Expected: When queue depth rises above 5 items, KEDA triggers scale-up. When it drains, pods scale back to 1 after 120 seconds.

KEDA scaling diagram KEDA watches the Redis queue and drives the HPA. Pods scale out as requests accumulate.


Step 5: Add GPU Utilization Monitoring

Without metrics, you can't tell if GPUs are sitting idle or being fully utilized. Deploy the NVIDIA DCGM Exporter to surface GPU metrics to Prometheus.

helm repo add gpu-helm-charts https://nvidia.github.io/dcgm-exporter/helm-charts
helm install dcgm-exporter gpu-helm-charts/dcgm-exporter \
  --namespace monitoring \
  --set serviceMonitor.enabled=true

Then add a Prometheus alert to catch idle GPUs:

# gpu-idle-alert.yaml
groups:
  - name: gpu-utilization
    rules:
      - alert: GPUIdleForTooLong
        expr: DCGM_FI_DEV_GPU_UTIL < 10
        for: 15m
        labels:
          severity: warning
        annotations:
          summary: "GPU {{ $labels.gpu }} on {{ $labels.instance }} is under 10% utilization for 15 minutes"
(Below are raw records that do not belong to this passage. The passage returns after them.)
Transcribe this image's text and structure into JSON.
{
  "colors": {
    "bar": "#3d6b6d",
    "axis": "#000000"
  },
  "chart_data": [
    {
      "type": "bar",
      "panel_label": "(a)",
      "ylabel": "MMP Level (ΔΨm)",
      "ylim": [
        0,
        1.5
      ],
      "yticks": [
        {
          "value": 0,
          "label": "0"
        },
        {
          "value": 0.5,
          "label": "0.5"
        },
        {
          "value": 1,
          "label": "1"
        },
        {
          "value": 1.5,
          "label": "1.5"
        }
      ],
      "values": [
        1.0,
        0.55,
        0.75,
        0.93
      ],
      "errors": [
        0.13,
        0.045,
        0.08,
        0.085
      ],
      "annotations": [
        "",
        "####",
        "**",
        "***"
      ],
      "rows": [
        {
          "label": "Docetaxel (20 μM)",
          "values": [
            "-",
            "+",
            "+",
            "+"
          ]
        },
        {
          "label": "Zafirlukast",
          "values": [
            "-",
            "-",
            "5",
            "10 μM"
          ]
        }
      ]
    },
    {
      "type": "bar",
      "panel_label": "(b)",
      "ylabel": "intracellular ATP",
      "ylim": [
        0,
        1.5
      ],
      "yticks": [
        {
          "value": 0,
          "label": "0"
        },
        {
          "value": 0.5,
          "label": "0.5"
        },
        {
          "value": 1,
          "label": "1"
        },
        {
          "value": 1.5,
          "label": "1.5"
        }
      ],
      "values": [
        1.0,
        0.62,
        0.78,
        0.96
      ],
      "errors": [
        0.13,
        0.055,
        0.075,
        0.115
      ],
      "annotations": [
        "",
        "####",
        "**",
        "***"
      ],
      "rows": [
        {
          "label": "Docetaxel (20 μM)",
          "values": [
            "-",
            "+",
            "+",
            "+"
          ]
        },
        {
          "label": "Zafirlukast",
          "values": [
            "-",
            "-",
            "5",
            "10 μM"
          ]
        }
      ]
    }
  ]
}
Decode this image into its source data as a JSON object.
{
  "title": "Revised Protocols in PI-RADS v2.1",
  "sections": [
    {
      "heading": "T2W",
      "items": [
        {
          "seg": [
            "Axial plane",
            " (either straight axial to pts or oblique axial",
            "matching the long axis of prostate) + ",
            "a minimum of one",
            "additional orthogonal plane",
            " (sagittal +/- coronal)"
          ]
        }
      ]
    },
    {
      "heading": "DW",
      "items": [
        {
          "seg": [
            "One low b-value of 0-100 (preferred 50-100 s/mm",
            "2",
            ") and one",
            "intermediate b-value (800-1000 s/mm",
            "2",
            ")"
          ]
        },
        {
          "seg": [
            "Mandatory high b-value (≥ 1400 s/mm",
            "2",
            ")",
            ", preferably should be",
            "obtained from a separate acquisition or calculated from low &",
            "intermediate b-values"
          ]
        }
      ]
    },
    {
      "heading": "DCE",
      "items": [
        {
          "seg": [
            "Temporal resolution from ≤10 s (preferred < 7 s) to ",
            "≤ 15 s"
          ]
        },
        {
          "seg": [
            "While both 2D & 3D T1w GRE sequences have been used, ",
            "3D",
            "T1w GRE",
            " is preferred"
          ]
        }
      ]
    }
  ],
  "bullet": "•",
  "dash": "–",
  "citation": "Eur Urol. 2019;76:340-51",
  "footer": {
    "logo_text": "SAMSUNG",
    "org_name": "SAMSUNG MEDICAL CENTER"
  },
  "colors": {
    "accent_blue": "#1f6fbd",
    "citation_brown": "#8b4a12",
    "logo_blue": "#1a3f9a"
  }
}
Why this matters: An idle GPU node costs the same as a busy one. This alert surfaces opportunities to scale down or reschedule workloads.


Verification

Run this full health check after applying all changes:

# Check GPU allocation across nodes
kubectl get nodes -o=custom-columns=\
  NAME:.metadata.name,\
  ALLOC_GPU:.status.allocatable.'nvidia\.com/gpu',\
  CAP_GPU:.status.capacity.'nvidia\.com/gpu'

# Confirm no CPU pods landed on GPU nodes
kubectl get pods --all-namespaces -o wide | grep <your-gpu-node-name>

# Check KEDA scaler status
kubectl describe scaledobject inference-scaler -n ai-workloads

You should see: GPU nodes with correct allocatable counts, only AI pods on GPU nodes, and the ScaledObject reporting IsActive: true when the queue has items.


What You Learned

  • GPU resource requests and limits must always be equal in Kubernetes — no bursting
  • Taints and tolerations are the cleanest way to isolate expensive GPU nodes from general workloads
  • KEDA enables event-driven autoscaling tied to real queue depth, not CPU/memory proxies
  • DCGM Exporter gives you GPU utilization visibility that Kubernetes doesn't provide out of the box

Limitation: This guide targets NVIDIA GPUs. AMD ROCm and Intel Gaudi require different device plugins and the KEDA patterns still apply, but driver setup differs significantly.

When NOT to use this: If you're running occasional batch training jobs rather than persistent inference, consider Kubernetes Jobs with completions and parallelism instead of Deployments — autoscaling a Job is handled differently.


Tested on Kubernetes 1.30, KEDA 2.14, NVIDIA Device Plugin 0.16.0, GKE and self-managed clusters.